Ohio’s 16th District all begins with Canton. The former manufacturing hub in the northeasternpart of the state has simultaneously shrunk in population and yet grown in the ranks of Ohio cities – climbing to the state’s seventh largest. Other cities have simply lost more population.

And at about 78,000 people, it is by far the biggest city in the 16th. Drive west out of Canton and the district quickly becomes a string of small burgs largely strung along U.S. 30. There is Massillon at about 30,000 and Wooster at about 26,000 and Ashland at about 20,000. All with their own downtowns.

This is not suburban sprawl, it is Small Town America in Patchwork Nation’s congressional district breakdowns – places with their own histories and identities. But undergirding it all in the 16th is the loss of manufacturing.

There is a tendency to think Small Town America as filled with farmers and pickup trucks, but many are like this piece of Ohio, a collection of towns with many older residents and a lot of service jobs and small manufacturing. There are also a strong conservative values.

The 16th’s congressional seat is held by Democrat John Boccieri, who won it in 2008, but it was in Republican hands before him – for a long time. In fact, for more than 50 years.

How Did we Get Here?

A quick glance at the 16th is sure to bring confusion – exactly how did Boccieri capture this seat? There are two quick answers.

First, then-incumbent Ralph Regula retired in 2009, making the seat open. Second, manufacturing does sometimes mean conservative, Catholic blue-collar voters, but it also means unions.

The NewsHour’s Quinn Bowman and I spent some time talking to seniors who were bowling last Friday and were surprised at how many Democratic votes we found among the older residents who once worked the area’s manufacturing jobs. One senior told us he didn’t care about freezes in Social Security — he has a pension to pay his bills.

Lee Nussbaum, a retired Teamster, told us how grateful he was that President Obama had stopped the NAFTA Superhighway from becoming a reality. The superhighway is a bit of folklore that surrounds the idea of a massive road “four football fields wide” that would carry goods from Mexico to Canada — and without Teamster drivers.

Add a large block of voters with those kinds of concerns to an angry 2008 electorate, then add a moderate Democratic candidate and you have a recipe for the 16th as it currently exists.
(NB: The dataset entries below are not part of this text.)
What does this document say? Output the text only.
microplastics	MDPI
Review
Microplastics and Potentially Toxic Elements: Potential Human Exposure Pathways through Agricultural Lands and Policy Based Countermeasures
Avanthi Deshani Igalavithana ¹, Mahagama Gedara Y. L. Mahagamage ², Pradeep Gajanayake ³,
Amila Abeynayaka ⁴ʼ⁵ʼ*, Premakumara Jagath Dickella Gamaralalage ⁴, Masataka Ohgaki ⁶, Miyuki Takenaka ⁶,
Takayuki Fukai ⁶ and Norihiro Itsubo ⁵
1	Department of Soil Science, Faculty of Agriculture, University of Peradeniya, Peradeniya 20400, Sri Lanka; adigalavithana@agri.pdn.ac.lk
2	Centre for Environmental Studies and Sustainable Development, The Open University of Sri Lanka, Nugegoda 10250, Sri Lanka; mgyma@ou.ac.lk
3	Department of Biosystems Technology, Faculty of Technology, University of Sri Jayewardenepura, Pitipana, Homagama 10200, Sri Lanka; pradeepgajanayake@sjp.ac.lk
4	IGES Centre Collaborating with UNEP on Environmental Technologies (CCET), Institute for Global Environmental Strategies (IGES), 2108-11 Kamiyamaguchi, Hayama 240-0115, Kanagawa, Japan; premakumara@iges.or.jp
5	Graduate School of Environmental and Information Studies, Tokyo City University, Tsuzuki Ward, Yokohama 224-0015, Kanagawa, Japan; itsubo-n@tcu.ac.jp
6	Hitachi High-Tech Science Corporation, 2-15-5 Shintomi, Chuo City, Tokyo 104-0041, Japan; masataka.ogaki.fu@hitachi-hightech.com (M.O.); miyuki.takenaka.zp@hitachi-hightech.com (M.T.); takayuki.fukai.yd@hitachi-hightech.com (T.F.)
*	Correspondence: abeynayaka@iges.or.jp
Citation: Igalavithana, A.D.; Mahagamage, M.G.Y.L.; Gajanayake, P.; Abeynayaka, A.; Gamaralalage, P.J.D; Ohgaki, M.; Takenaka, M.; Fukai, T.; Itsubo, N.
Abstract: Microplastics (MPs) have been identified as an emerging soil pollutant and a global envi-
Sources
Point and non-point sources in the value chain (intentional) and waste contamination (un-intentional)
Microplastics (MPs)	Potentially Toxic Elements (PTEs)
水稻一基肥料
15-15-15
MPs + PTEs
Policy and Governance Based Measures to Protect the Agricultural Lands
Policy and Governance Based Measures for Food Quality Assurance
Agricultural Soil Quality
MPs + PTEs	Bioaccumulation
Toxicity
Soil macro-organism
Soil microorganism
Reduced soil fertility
The question is for how much longer. Boccieri might have run as a moderate, but he voted for the health care reform bill, the stimulus and the energy bills – and those votes aren’t popular in this small-town district.

A Pelosi Clone?

The attack on Boccieri from his opponent Jim Renacci, a former mayor of one of the district’s small towns, Wadsworth, centers on one number: 94 percent. That, Renacci says, is the amount of time Boccieri votes with House Speaker Nancy Pelosi.

Renacci repeated that exact number to us in an interview at a Friday night football game.
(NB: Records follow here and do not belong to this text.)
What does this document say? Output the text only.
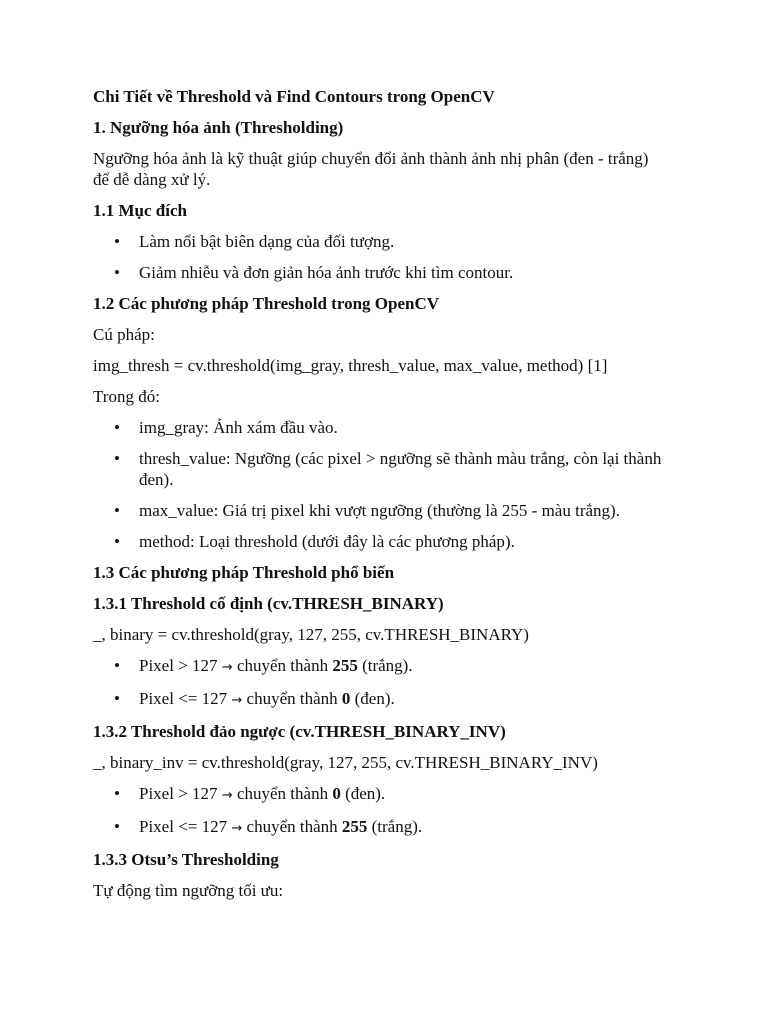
Chi Tiết về Threshold và Find Contours trong OpenCV

1. Ngưỡng hóa ảnh (Thresholding)

Ngưỡng hóa ảnh là kỹ thuật giúp chuyển đổi ảnh thành ảnh nhị phân (đen - trắng) để dễ dàng xử lý.

1.1 Mục đích

• Làm nổi bật biên dạng của đối tượng.
• Giảm nhiễu và đơn giản hóa ảnh trước khi tìm contour.

1.2 Các phương pháp Threshold trong OpenCV

Cú pháp:

img_thresh = cv.threshold(img_gray, thresh_value, max_value, method) [1]

Trong đó:

• img_gray: Ảnh xám đầu vào.
• thresh_value: Ngưỡng (các pixel > ngưỡng sẽ thành màu trắng, còn lại thành đen).
• max_value: Giá trị pixel khi vượt ngưỡng (thường là 255 - màu trắng).
• method: Loại threshold (dưới đây là các phương pháp).

1.3 Các phương pháp Threshold phổ biến

1.3.1 Threshold cố định (cv.THRESH_BINARY)

_, binary = cv.threshold(gray, 127, 255, cv.THRESH_BINARY)

• Pixel > 127 → chuyển thành 255 (trắng).
• Pixel <= 127 → chuyển thành 0 (đen).

1.3.2 Threshold đảo ngược (cv.THRESH_BINARY_INV)

_, binary_inv = cv.threshold(gray, 127, 255, cv.THRESH_BINARY_INV)

• Pixel > 127 → chuyển thành 0 (đen).
• Pixel <= 127 → chuyển thành 255 (trắng).

1.3.3 Otsu’s Thresholding

Tự động tìm ngưỡng tối ưu:
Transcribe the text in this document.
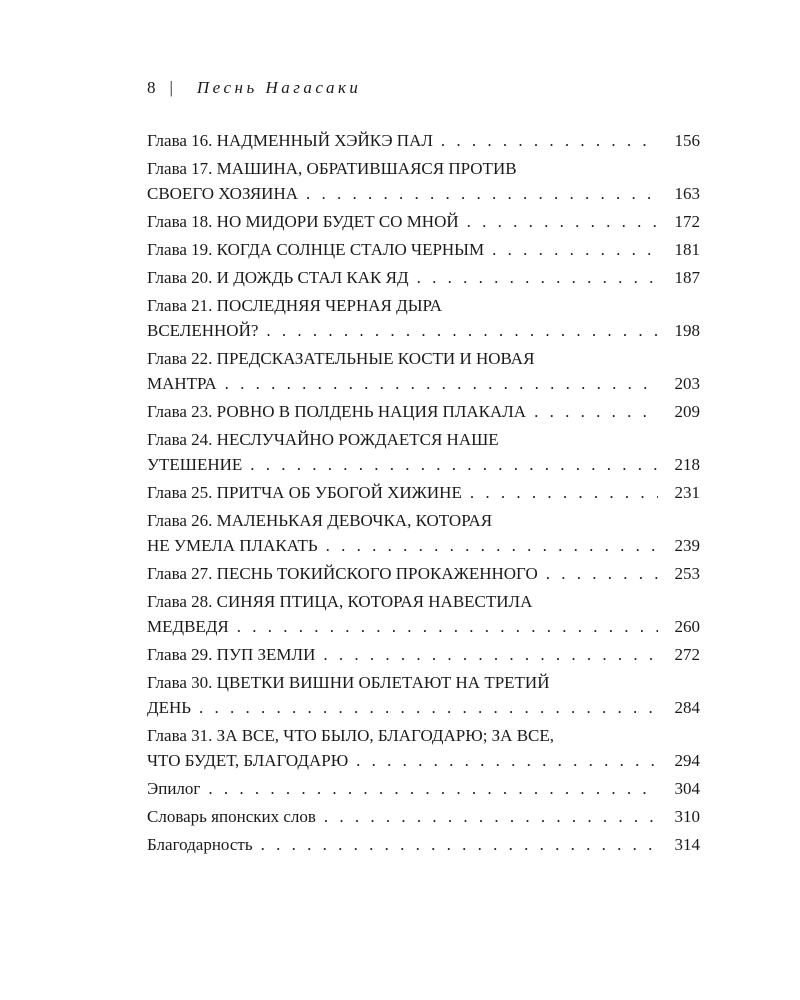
8 | Песнь Нагасаки
Глава 16. НАДМЕННЫЙ ХЭЙКЭ ПАЛ . . .	156
Глава 17. МАШИНА, ОБРАТИВШАЯСЯ ПРОТИВ
СВОЕГО ХОЗЯИНА . . .	163
Глава 18. НО МИДОРИ БУДЕТ СО МНОЙ . . .	172
Глава 19. КОГДА СОЛНЦЕ СТАЛО ЧЕРНЫМ . . .	181
Глава 20. И ДОЖДЬ СТАЛ КАК ЯД . . .	187
Глава 21. ПОСЛЕДНЯЯ ЧЕРНАЯ ДЫРА
ВСЕЛЕННОЙ? . . .	198
Глава 22. ПРЕДСКАЗАТЕЛЬНЫЕ КОСТИ И НОВАЯ
МАНТРА . . .	203
Глава 23. РОВНО В ПОЛДЕНЬ НАЦИЯ ПЛАКАЛА . . .	209
Глава 24. НЕСЛУЧАЙНО РОЖДАЕТСЯ НАШЕ
УТЕШЕНИЕ . . .	218
Глава 25. ПРИТЧА ОБ УБОГОЙ ХИЖИНЕ . . .	231
Глава 26. МАЛЕНЬКАЯ ДЕВОЧКА, КОТОРАЯ
НЕ УМЕЛА ПЛАКАТЬ . . .	239
Глава 27. ПЕСНЬ ТОКИЙСКОГО ПРОКАЖЕННОГО . . .	253
Глава 28. СИНЯЯ ПТИЦА, КОТОРАЯ НАВЕСТИЛА
МЕДВЕДЯ . . .	260
Глава 29. ПУП ЗЕМЛИ . . .	272
Глава 30. ЦВЕТКИ ВИШНИ ОБЛЕТАЮТ НА ТРЕТИЙ
ДЕНЬ . . .	284
Глава 31. ЗА ВСЕ, ЧТО БЫЛО, БЛАГОДАРЮ; ЗА ВСЕ,
ЧТО БУДЕТ, БЛАГОДАРЮ . . .	294
Эпилог . . .	304
Словарь японских слов . . .	310
Благодарность . . .	314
Non-partisan analysts have raised questions about the statistic, but the attack line persists. That’s in large part because Renacci and the GOP estimate that Ohio’s 16th is the kind of place where a liberal congresswoman from San Francisco is none too popular.

They’re probably right. Boccieri won the seat by running as a moderate, pro-life Democrat. And that was in 2008, a big year for Democrats, and President Obama still lost this district. In other words the deep cultural conservatism here carries more than a little weight.
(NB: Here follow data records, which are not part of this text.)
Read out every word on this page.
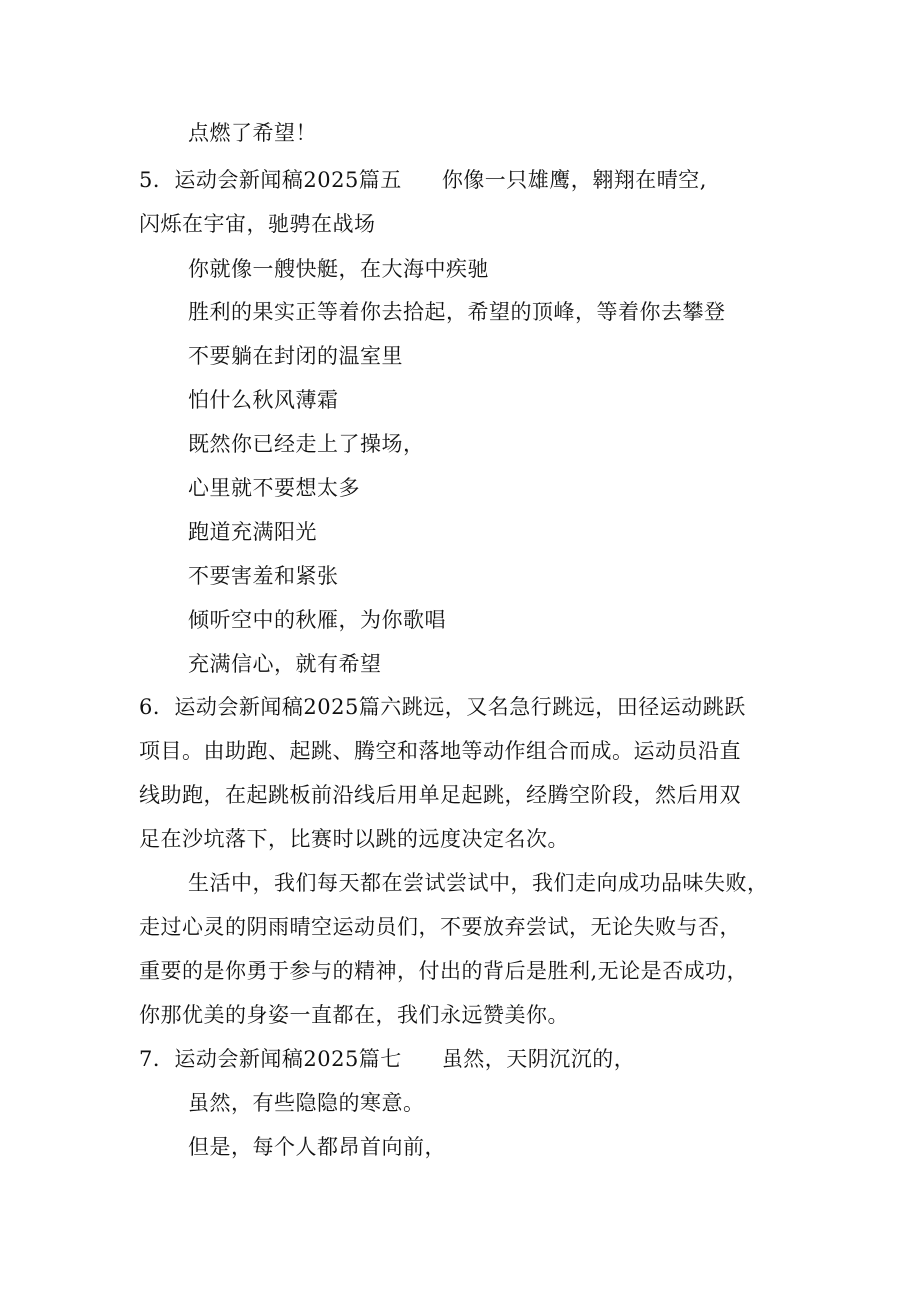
点燃了希望！
5．运动会新闻稿2025篇五 你像一只雄鹰，翱翔在晴空,
闪烁在宇宙，驰骋在战场
你就像一艘快艇，在大海中疾驰
胜利的果实正等着你去拾起，希望的顶峰，等着你去攀登
不要躺在封闭的温室里
怕什么秋风薄霜
既然你已经走上了操场，
心里就不要想太多
跑道充满阳光
不要害羞和紧张
倾听空中的秋雁，为你歌唱
充满信心，就有希望
6．运动会新闻稿2025篇六跳远，又名急行跳远，田径运动跳跃
项目。由助跑、起跳、腾空和落地等动作组合而成。运动员沿直
线助跑，在起跳板前沿线后用单足起跳，经腾空阶段，然后用双
足在沙坑落下，比赛时以跳的远度决定名次。
生活中，我们每天都在尝试尝试中，我们走向成功品味失败，
走过心灵的阴雨晴空运动员们，不要放弃尝试，无论失败与否，
重要的是你勇于参与的精神，付出的背后是胜利,无论是否成功，
你那优美的身姿一直都在，我们永远赞美你。
7．运动会新闻稿2025篇七 虽然，天阴沉沉的，
虽然，有些隐隐的寒意。
但是，每个人都昂首向前，
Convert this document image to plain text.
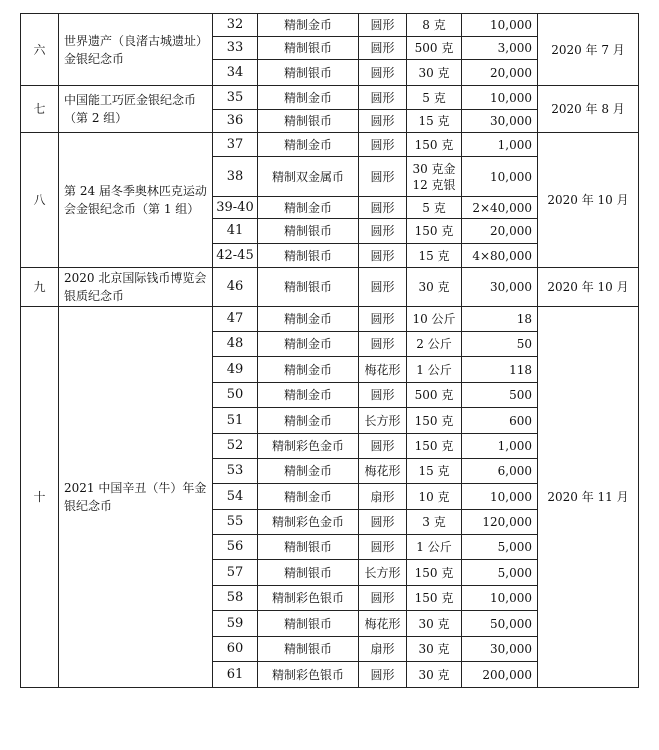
六	世界遗产（良渚古城遗址）金银纪念币	32	精制金币	圆形	8 克	10,000	2020 年 7 月
		33	精制银币	圆形	500 克	3,000	
		34	精制银币	圆形	30 克	20,000	
七	中国能工巧匠金银纪念币（第 2 组）	35	精制金币	圆形	5 克	10,000	2020 年 8 月
		36	精制银币	圆形	15 克	30,000	
八	第 24 届冬季奥林匹克运动会金银纪念币（第 1 组）	37	精制金币	圆形	150 克	1,000	2020 年 10 月
		38	精制双金属币	圆形	30 克金 12 克银	10,000	
		39-40	精制金币	圆形	5 克	2×40,000	
		41	精制银币	圆形	150 克	20,000	
		42-45	精制银币	圆形	15 克	4×80,000	
九	2020 北京国际钱币博览会银质纪念币	46	精制银币	圆形	30 克	30,000	2020 年 10 月
十	2021 中国辛丑（牛）年金银纪念币	47	精制金币	圆形	10 公斤	18	2020 年 11 月
		48	精制金币	圆形	2 公斤	50	
		49	精制金币	梅花形	1 公斤	118	
		50	精制金币	圆形	500 克	500	
		51	精制金币	长方形	150 克	600	
		52	精制彩色金币	圆形	150 克	1,000	
		53	精制金币	梅花形	15 克	6,000	
		54	精制金币	扇形	10 克	10,000	
		55	精制彩色金币	圆形	3 克	120,000	
		56	精制银币	圆形	1 公斤	5,000	
		57	精制银币	长方形	150 克	5,000	
		58	精制彩色银币	圆形	150 克	10,000	
		59	精制银币	梅花形	30 克	50,000	
		60	精制银币	扇形	30 克	30,000	
		61	精制彩色银币	圆形	30 克	200,000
And what of the economy — the issue of 2010? There are no easy fixes for districts like the 16th. There are no ways to quickly turn around 30 years of job losses.

In his interview, Renacci focused on cutting taxes and releasing the “entrepreneurial spirit” in the area. But whoever wins the House seat is not likely going to be able to turn things around suddenly, and people in the 16th largely accept that.

The challenges for Boccieri in the 16th — and for Democrats in Small Town American districts in general — are simple: a deep vein of conservatism on top of a hammered economy. That is a tough set of issues to run against.